Weather market for wheat prices

Grain prices are entering a weather market, where they will be pushed about by crop news from around the world.

Tight maize stocks continued to keep the old crop market firm; the weather and what happens with spring planting would set the tone for new crop, said HGCA analyst David Eudall.

While the EU area is up this season, concerns over drought and crop condition are to the fore, with Spain having had its driest winter on record. “March/April is always a critical time for the Iberian peninsula,” said Openfield feed wheat trader Nigel Stevenson.

New crop wheat is worth £143 to £145/t ex-farm at harvest and £148 to £150/t into the autumn. Growers are thought to have committed slightly less tonnage than in recent seasons, although a rise in futures prices early in the week tempted some sellers out. As Farmers Weekly went to press on Wednesday (14 March), London feed wheat futures were at £150.75/t for November 2013.

The UK would be well placed to supply any opportunities in North Africa and in EU member states, said Mr Stevenson. While Baltic area wheat was similarly priced, the UK had a better reputation for quality and reliability, but the trade was not there to be done at this stage.

The effect of drought and frost on winter-sown crops has seen Ukraine’s ministry of agriculture cut its 2012 wheat harvest forecast by 2m tonnes to 14m tonnes.

There have been reports of considerable winter wheat losses in France, but crops had a great ability to compensate, cautioned Mr Stevenson.

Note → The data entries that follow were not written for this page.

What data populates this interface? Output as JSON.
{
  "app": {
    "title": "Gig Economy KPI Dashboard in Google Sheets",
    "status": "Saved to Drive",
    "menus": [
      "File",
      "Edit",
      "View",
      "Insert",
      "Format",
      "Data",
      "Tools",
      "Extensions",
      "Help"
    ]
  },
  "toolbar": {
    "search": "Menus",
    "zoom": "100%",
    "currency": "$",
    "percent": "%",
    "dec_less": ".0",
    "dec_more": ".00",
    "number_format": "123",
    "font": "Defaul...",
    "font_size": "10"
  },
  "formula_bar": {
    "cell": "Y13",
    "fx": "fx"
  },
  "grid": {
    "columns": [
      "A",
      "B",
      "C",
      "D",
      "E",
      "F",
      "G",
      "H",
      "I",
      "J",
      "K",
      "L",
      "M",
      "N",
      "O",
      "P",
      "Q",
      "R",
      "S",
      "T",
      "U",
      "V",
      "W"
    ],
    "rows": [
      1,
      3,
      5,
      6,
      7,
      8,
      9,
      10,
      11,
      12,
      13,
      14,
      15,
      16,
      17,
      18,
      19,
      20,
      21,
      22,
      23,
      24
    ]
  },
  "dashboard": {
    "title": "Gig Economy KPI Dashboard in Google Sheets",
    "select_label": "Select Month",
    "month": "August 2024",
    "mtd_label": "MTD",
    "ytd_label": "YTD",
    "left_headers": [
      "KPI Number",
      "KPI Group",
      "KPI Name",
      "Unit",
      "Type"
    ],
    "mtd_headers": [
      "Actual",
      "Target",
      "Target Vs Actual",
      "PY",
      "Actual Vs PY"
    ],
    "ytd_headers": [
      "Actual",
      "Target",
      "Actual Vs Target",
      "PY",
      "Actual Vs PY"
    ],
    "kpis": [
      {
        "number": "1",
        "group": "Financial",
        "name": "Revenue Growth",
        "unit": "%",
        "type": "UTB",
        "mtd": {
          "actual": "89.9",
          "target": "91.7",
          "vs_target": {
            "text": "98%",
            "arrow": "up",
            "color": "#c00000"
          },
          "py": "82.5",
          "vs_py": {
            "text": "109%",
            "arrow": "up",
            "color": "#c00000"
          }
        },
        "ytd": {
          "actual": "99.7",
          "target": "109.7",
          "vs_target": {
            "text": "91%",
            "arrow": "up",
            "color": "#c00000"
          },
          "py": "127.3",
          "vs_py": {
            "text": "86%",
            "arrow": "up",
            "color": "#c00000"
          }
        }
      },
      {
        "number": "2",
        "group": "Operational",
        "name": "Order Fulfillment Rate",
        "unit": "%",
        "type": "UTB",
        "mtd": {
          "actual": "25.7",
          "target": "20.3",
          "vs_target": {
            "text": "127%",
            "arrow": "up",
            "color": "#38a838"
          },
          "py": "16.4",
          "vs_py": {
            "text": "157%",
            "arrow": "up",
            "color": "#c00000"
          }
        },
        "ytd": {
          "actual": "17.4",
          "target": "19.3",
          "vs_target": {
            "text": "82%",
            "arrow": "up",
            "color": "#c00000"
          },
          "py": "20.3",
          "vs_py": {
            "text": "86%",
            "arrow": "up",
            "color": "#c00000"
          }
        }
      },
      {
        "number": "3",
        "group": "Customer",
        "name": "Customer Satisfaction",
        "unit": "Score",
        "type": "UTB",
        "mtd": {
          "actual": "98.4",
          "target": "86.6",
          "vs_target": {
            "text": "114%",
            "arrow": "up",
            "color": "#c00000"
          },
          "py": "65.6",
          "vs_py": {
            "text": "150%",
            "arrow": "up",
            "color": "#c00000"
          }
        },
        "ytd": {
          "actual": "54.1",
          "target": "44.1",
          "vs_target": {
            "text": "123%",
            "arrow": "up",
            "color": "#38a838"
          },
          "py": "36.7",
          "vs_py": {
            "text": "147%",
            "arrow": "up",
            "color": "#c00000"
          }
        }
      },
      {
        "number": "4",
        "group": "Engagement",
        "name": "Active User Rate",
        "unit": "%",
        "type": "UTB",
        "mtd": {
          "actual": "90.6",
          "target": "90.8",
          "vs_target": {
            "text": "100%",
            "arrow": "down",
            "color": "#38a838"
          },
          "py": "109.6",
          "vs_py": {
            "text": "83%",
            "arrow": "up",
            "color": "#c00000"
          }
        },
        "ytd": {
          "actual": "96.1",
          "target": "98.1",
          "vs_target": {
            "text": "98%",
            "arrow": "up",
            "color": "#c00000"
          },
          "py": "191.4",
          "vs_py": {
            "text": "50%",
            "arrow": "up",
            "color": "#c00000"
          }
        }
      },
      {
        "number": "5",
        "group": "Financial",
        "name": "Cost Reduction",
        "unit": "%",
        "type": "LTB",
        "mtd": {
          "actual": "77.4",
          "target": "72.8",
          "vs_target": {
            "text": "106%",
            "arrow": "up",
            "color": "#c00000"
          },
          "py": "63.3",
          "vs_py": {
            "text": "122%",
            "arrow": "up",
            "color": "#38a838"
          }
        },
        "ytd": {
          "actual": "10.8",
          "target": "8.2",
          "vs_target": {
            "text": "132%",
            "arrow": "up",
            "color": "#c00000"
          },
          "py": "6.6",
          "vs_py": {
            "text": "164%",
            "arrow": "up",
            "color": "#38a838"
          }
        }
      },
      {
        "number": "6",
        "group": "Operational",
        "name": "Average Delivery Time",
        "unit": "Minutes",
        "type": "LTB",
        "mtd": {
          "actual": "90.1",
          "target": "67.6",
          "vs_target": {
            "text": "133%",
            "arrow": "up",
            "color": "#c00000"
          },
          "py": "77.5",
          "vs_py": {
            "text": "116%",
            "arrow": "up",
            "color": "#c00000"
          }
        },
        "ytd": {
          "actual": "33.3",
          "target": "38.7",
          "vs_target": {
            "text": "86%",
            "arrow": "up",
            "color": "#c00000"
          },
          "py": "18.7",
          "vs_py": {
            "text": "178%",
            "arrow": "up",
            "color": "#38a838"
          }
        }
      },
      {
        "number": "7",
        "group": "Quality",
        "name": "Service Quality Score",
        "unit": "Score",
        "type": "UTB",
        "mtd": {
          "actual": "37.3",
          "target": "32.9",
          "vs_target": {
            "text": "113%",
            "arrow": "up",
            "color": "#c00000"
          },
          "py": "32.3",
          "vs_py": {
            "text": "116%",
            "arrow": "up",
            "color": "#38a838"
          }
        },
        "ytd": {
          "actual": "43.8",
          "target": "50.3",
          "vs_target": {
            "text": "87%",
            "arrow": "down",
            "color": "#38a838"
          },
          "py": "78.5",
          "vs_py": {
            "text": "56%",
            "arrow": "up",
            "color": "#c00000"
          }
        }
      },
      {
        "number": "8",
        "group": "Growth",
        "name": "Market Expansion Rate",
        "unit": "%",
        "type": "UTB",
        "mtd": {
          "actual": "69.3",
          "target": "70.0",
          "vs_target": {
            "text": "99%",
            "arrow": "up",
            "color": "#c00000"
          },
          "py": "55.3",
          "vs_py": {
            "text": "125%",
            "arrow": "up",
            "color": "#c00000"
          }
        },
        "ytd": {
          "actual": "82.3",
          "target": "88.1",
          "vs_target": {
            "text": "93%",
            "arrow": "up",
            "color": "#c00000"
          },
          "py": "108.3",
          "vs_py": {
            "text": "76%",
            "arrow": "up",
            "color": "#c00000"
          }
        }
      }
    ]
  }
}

Russia’s agriculture ministry has said that despite expecting a bigger wheat harvest this year, it is unlikely to match this season’s record grain exports because stocks are low.

The December planting survey shows growers in England and Scotland have drilled 2% more wheat overall and 7% more winter barley, however this masks a 14% fall in the Scottish wheat area.

In the old crop market, UK compounders and other processors are buying hand-to-mouth as price remain relatively high, despite lower than expected UK wheat exports in January. At 219,000t, these were almost one-third lower than in December and disappointed the trade. However, confirmation of the figures may show a flurry of trade at the very end of the month, which the initial figures may not have revealed, said Mr Eudall.

Spot feed wheat is currently worth about £159 to £161/t ex-farm. Other old crop news included a downward revision of the end of season world wheat stocks by the US Department of Agriculture at the end of last week. The estimate was cut back by 3.5m tonnes to 209.6m tonnes.